2.2. Minimale teeltperiode voor vanggewassen naar 8 weken
Met de komst van Gedelegeerde Verordening (EU) 2017/11551 van de Commissie van 15 februari 2017 is Gedelegeerde Verordening (EU) nr. 639/2014
op onderdelen gewijzigd. Eén van de wijzigingen betreft de vaststelling van een Europese
minimumperiode waarin de arealen met vanggewassen, die worden ingezet in het kader
van de vergroening van het Gemeenschappelijk Landbouwbeleid, aanwezig moeten zijn.

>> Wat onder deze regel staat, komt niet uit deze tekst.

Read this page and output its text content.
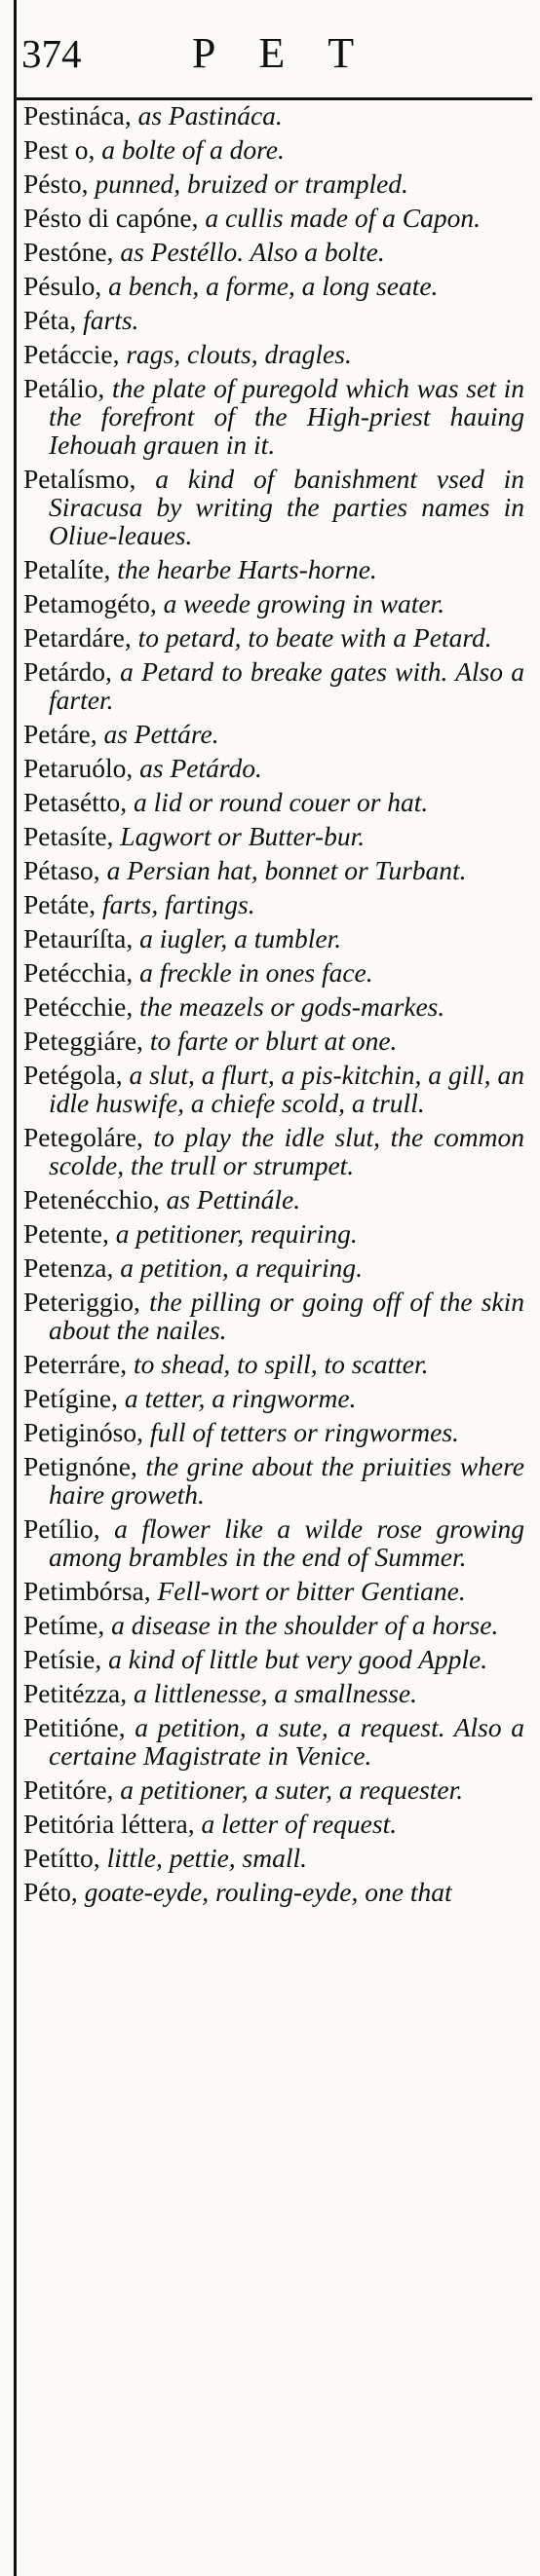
374	PET

Pestináca, as Pastináca.

Pest o, a bolte of a dore.

Pésto, punned, bruized or trampled.

Pésto di capóne, a cullis made of a Capon.

Pestóne, as Pestéllo. Also a bolte.

Pésulo, a bench, a forme, a long seate.

Péta, farts.

Petáccie, rags, clouts, dragles.

Petálio, the plate of puregold which was set in the forefront of the High-priest hauing Iehouah grauen in it.

Petalísmo, a kind of banishment vsed in Siracusa by writing the parties names in Oliue-leaues.

Petalíte, the hearbe Harts-horne.

Petamogéto, a weede growing in water.

Petardáre, to petard, to beate with a Petard.

Petárdo, a Petard to breake gates with. Also a farter.

Petáre, as Pettáre.

Petaruólo, as Petárdo.

Petasétto, a lid or round couer or hat.

Petasíte, Lagwort or Butter-bur.

Pétaso, a Persian hat, bonnet or Turbant.

Petáte, farts, fartings.

Petauríſta, a iugler, a tumbler.

Petécchia, a freckle in ones face.

Petécchie, the meazels or gods-markes.

Peteggiáre, to farte or blurt at one.

Petégola, a slut, a flurt, a pis-kitchin, a gill, an idle huswife, a chiefe scold, a trull.

Petegoláre, to play the idle slut, the common scolde, the trull or strumpet.

Petenécchio, as Pettinále.

Petente, a petitioner, requiring.

Petenza, a petition, a requiring.

Peteriggio, the pilling or going off of the skin about the nailes.

Peterráre, to shead, to spill, to scatter.

Petígine, a tetter, a ringworme.

Petiginóso, full of tetters or ringwormes.

Petignóne, the grine about the priuities where haire groweth.

Petílio, a flower like a wilde rose growing among brambles in the end of Summer.

Petimbórsa, Fell-wort or bitter Gentiane.

Petíme, a disease in the shoulder of a horse.

Petísie, a kind of little but very good Apple.

Petitézza, a littlenesse, a smallnesse.

Petitióne, a petition, a sute, a request. Also a certaine Magistrate in Venice.

Petitóre, a petitioner, a suter, a requester.

Petitória léttera, a letter of request.

Petítto, little, pettie, small.

Péto, goate-eyde, rouling-eyde, one that
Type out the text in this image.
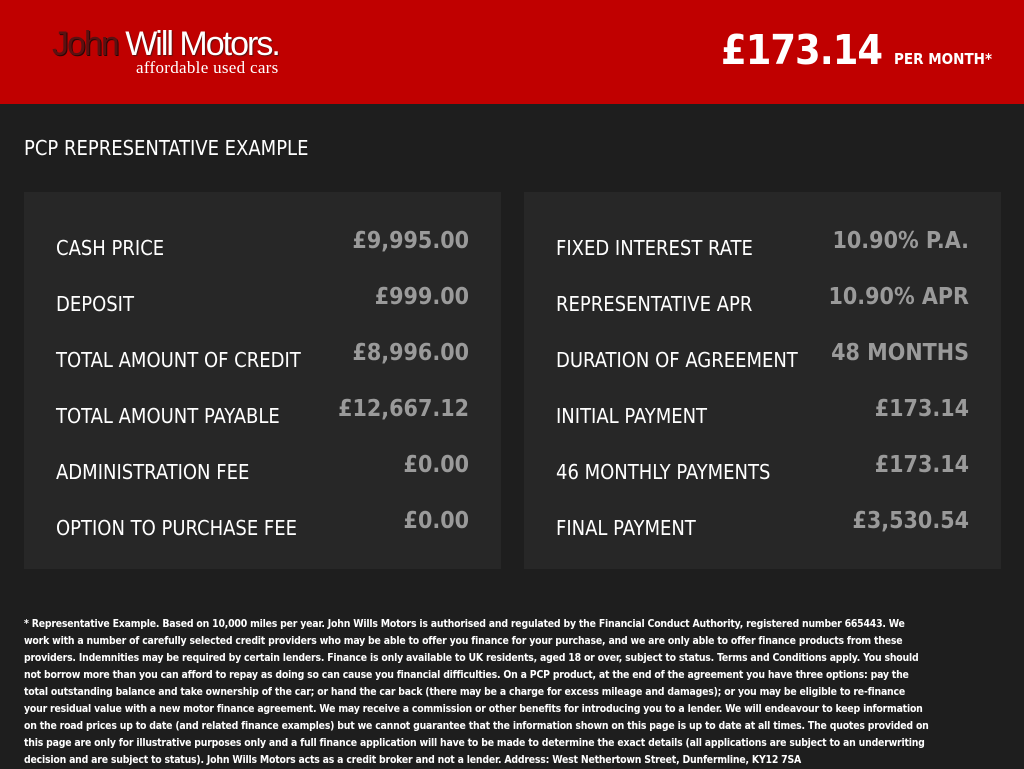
John Will Motors.
affordable used cars	£173.14 PER MONTH*
PCP REPRESENTATIVE EXAMPLE
CASH PRICE	£9,995.00
DEPOSIT	£999.00
TOTAL AMOUNT OF CREDIT £8,996.00
TOTAL AMOUNT PAYABLE	£12,667.12
ADMINISTRATION FEE	£0.00
OPTION TO PURCHASE FEE	£0.00
FIXED INTEREST RATE	10.90% P.A.
REPRESENTATIVE APR	10.90% APR
DURATION OF AGREEMENT 48 MONTHS
INITIAL PAYMENT	£173.14
46 MONTHLY PAYMENTS	£173.14
FINAL PAYMENT	£3,530.54
* Representative Example. Based on 10,000 miles per year. John Wills Motors is authorised and regulated by the Financial Conduct Authority, registered number 665443. We work with a number of carefully selected credit providers who may be able to offer you finance for your purchase, and we are only able to offer finance products from these providers. Indemnities may be required by certain lenders. Finance is only available to UK residents, aged 18 or over, subject to status. Terms and Conditions apply. You should not borrow more than you can afford to repay as doing so can cause you financial difficulties. On a PCP product, at the end of the agreement you have three options: pay the total outstanding balance and take ownership of the car; or hand the car back (there may be a charge for excess mileage and damages); or you may be eligible to re-finance your residual value with a new motor finance agreement. We may receive a commission or other benefits for introducing you to a lender. We will endeavour to keep information on the road prices up to date (and related finance examples) but we cannot guarantee that the information shown on this page is up to date at all times. The quotes provided on this page are only for illustrative purposes only and a full finance application will have to be made to determine the exact details (all applications are subject to an underwriting decision and are subject to status). John Wills Motors acts as a credit broker and not a lender. Address: West Nethertown Street, Dunfermline, KY12 7SA
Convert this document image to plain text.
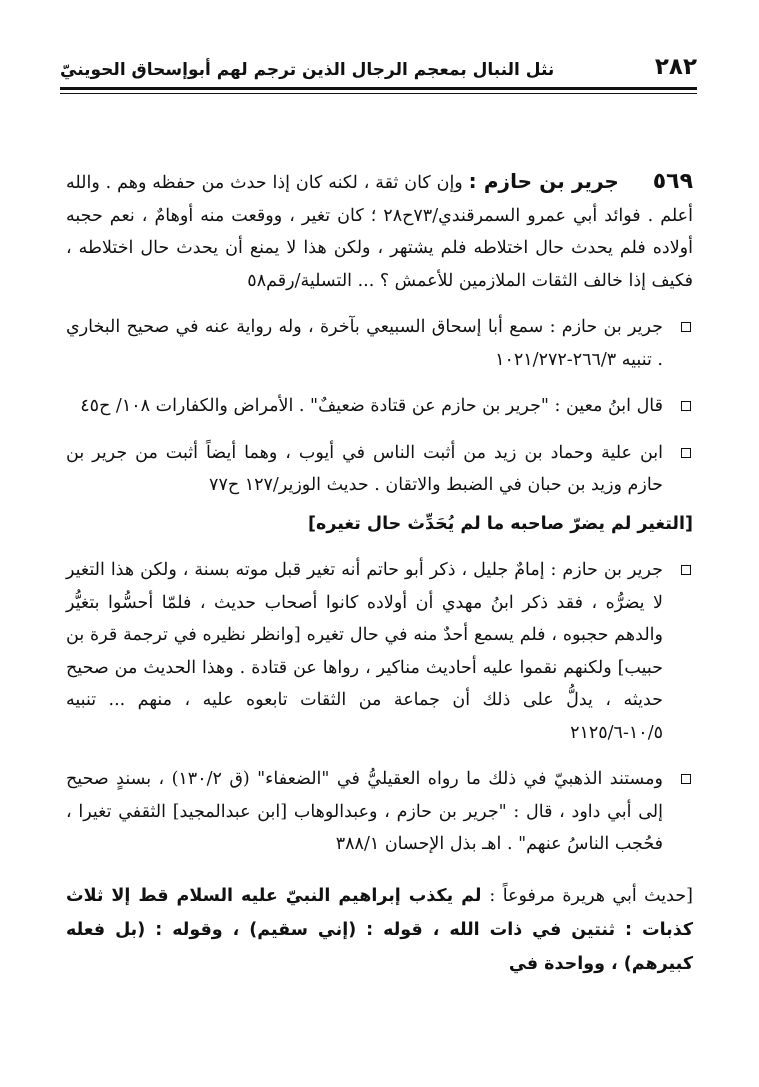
٢٨٢
نثل النبال بمعجم الرجال الذين ترجم لهم أبوإسحاق الحوينيّ

٥٦٩ جرير بن حازم : وإن كان ثقة ، لكنه كان إذا حدث من حفظه وهم . والله أعلم . فوائد أبي عمرو السمرقندي/٧٣ح٢٨ ؛ كان تغير ، ووقعت منه أوهامٌ ، نعم حجبه أولاده فلم يحدث حال اختلاطه فلم يشتهر ، ولكن هذا لا يمنع أن يحدث حال اختلاطه ، فكيف إذا خالف الثقات الملازمين للأعمش ؟ ... التسلية/رقم٥٨

جرير بن حازم : سمع أبا إسحاق السبيعي بآخرة ، وله رواية عنه في صحيح البخاري . تنبيه ٢٦٦/٣-١٠٢١/٢٧٢

قال ابنُ معين : "جرير بن حازم عن قتادة ضعيفٌ" . الأمراض والكفارات ١٠٨/ ح٤٥

ابن علية وحماد بن زيد من أثبت الناس في أيوب ، وهما أيضاً أثبت من جرير بن حازم وزيد بن حبان في الضبط والاتقان . حديث الوزير/١٢٧ ح٧٧

[التغير لم يضرّ صاحبه ما لم يُحَدِّث حال تغيره]

جرير بن حازم : إمامٌ جليل ، ذكر أبو حاتم أنه تغير قبل موته بسنة ، ولكن هذا التغير لا يضرُّه ، فقد ذكر ابنُ مهدي أن أولاده كانوا أصحاب حديث ، فلمّا أحسُّوا بتغيُّر والدهم حجبوه ، فلم يسمع أحدٌ منه في حال تغيره [وانظر نظيره في ترجمة قرة بن حبيب] ولكنهم نقموا عليه أحاديث مناكير ، رواها عن قتادة . وهذا الحديث من صحيح حديثه ، يدلُّ على ذلك أن جماعة من الثقات تابعوه عليه ، منهم ... تنبيه ١٠/٥-٢١٢٥/٦

ومستند الذهبيّ في ذلك ما رواه العقيليُّ في "الضعفاء" (ق ١٣٠/٢) ، بسندٍ صحيح إلى أبي داود ، قال : "جرير بن حازم ، وعبدالوهاب [ابن عبدالمجيد] الثقفي تغيرا ، فحُجب الناسُ عنهم" . اهـ بذل الإحسان ٣٨٨/١

[حديث أبي هريرة مرفوعاً : لم يكذب إبراهيم النبيّ عليه السلام قط إلا ثلاث كذبات : ثنتين في ذات الله ، قوله : (إني سقيم) ، وقوله : (بل فعله كبيرهم) ، وواحدة في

Die periode mag, ingevolge artikel 45, negende lid, van Verordening (EU) 639/2014,
niet korter zijn dan acht weken.
In Nederland bedraagt de minimale teeltperiode voor vanggewassen 10 weken. Deze eis
is vastgelegd in ‘de voorwaarden voor het telen van gewassen’ in bijlage 2 bij de
uitvoeringsregeling. De Tweede Kamer heeft de regering verzocht (motie Lodders, kamerstuk
21 501-32, Nr. 1075) zo spoedig mogelijk, binnen de kaders van het Gemeenschappelijk Landbouwbeleid,
deze eis te vervangen door de Europese minimum aanhoudperiode van acht weken. Met
deze wijziging in de Uitvoeringsregeling wordt aan dit verzoek invulling gegeven.
2.3. Aanpassing artikel 4.2, zevende lid, van de uitvoeringsregeling
Van de gelegenheid wordt gebruikt gemaakt om de uiterste datum waarop de landbouwer
die vanggewassen inzet als ecologisch aandachtsgebied de inhoud van de verzamelaanvraag
kan wijzigen aan te laten sluiten op de uiterste inzaaidatum voor vanggewassen. Het
gaat hierbij uitsluitend om wijzigingen die betrekking hebben op het gebruik van landbouwpercelen.
3. Regeldruk
De gevolgen voor de regeldruk van de uitvoering van de rechtstreekse betalingen van
het gemeenschappelijk landbouwbeleid zijn beschreven in de toelichting bij de uitvoeringsregeling.
De onderhavige wijzigingsregeling brengt geen nieuwe of wijzigingen in informatieverplichtingen
met zich.
4. Inwerkingtreding
Deze regeling treedt in werking met ingang van de dag na de datum van uitgifte van
de Staatscourant waarin zij wordt geplaatst.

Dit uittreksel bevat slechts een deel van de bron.